Amorphous, Non-Oxide Seals, Derived from Organic Precursors, for Solid Oxide Fuel Cells

Award Information
Agency:
Department of Energy
Branch
n/a
Amount:
$97,026.00
Award Year:
2002
Program:
SBIR
Phase:
Phase I
Contract:
DE-FG03-02ER83385
Agency Tracking Number:
70526S02-I
Solicitation Year:
n/a
Solicitation Topic Code:
n/a
Solicitation Number:
n/a
Small Business Information
Ceramatec, Inc.
2425 South 900 West, Salt Lake City, UT, 84119
Hubzone Owned:
N
Socially and Economically Disadvantaged:
N
Woman Owned:
N
Duns:
n/a
Principal Investigator:
C. Lewissohn
(801) 978-2152
clewinsohn@ceramatec.com
Business Contact:
Michael Keene
70526
(801) 978-2152
mkeene@ceramatec.com
Research Institution:
n/a
Abstract
70526 Despite extensive international efforts, several key issues hinder the widespread use of solid oxide fuel cell (SOFC) technology.

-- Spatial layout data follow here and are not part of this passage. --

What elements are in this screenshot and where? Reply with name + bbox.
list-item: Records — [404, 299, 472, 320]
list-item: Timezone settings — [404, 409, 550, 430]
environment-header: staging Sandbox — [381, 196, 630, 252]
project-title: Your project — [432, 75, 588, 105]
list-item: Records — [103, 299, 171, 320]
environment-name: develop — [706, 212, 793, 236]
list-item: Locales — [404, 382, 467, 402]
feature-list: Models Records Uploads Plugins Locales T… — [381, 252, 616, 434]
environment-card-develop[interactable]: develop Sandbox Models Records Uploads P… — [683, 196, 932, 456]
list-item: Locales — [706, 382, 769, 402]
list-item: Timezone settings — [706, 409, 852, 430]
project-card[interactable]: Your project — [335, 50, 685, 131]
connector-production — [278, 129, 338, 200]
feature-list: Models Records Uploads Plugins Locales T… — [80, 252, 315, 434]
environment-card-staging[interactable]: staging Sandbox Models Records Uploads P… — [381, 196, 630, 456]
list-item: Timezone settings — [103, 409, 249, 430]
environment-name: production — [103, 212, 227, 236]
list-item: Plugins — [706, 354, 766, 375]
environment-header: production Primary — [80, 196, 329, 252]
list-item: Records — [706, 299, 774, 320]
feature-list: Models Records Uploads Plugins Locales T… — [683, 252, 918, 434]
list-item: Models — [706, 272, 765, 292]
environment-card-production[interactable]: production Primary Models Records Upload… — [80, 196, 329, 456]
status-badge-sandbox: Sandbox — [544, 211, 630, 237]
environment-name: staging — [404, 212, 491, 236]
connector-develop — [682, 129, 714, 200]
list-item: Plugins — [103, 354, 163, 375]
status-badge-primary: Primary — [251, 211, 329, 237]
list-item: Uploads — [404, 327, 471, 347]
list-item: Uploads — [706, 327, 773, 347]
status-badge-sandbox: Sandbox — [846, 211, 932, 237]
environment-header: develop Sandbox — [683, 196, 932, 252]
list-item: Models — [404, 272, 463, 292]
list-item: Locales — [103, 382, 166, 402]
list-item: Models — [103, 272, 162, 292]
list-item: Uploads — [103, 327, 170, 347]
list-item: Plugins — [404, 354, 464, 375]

One of the limitations of current SOFC designs is the method of sealing the components together to make an impermeable, mechanically reliable assembly. This project will develop a seal for planar SOFC that will meet, or exceed, performance requirements and improve the reliability of SOFC systems. Phase I will demonstrate the feasibility of using amorphous, non-oxide seals, derived from organic precursors, to produce seals for SOFC. In particular, Phase I will evaluate: (1) the adhesion between precursor derived materials and SOFC materials, (2) methods of controlling the thermo-mechanical properties of precursor-derived seal materials via composite approaches, and (3) the long-term stability of precursor-derived materials in environments representative of SOFC service conditions. Phase II will optimize processing methods and compositions, including a determination of the thermomechanical properties of relevant seal materials and an analysis of structural loads applied to cell components. Commercial Applications and Other Benefits as described by the awardee: In addition to the seal for planar SOFCs, other potential applications include high-temperature seals for other SOFC configurations, microelectronic process equipment, ceramic devices such as ion-transport membranes, high-temperature sensors, ceramic heat-exchangers, and other ceramic devices for use at high temperatures.

* information listed above is at the time of submission.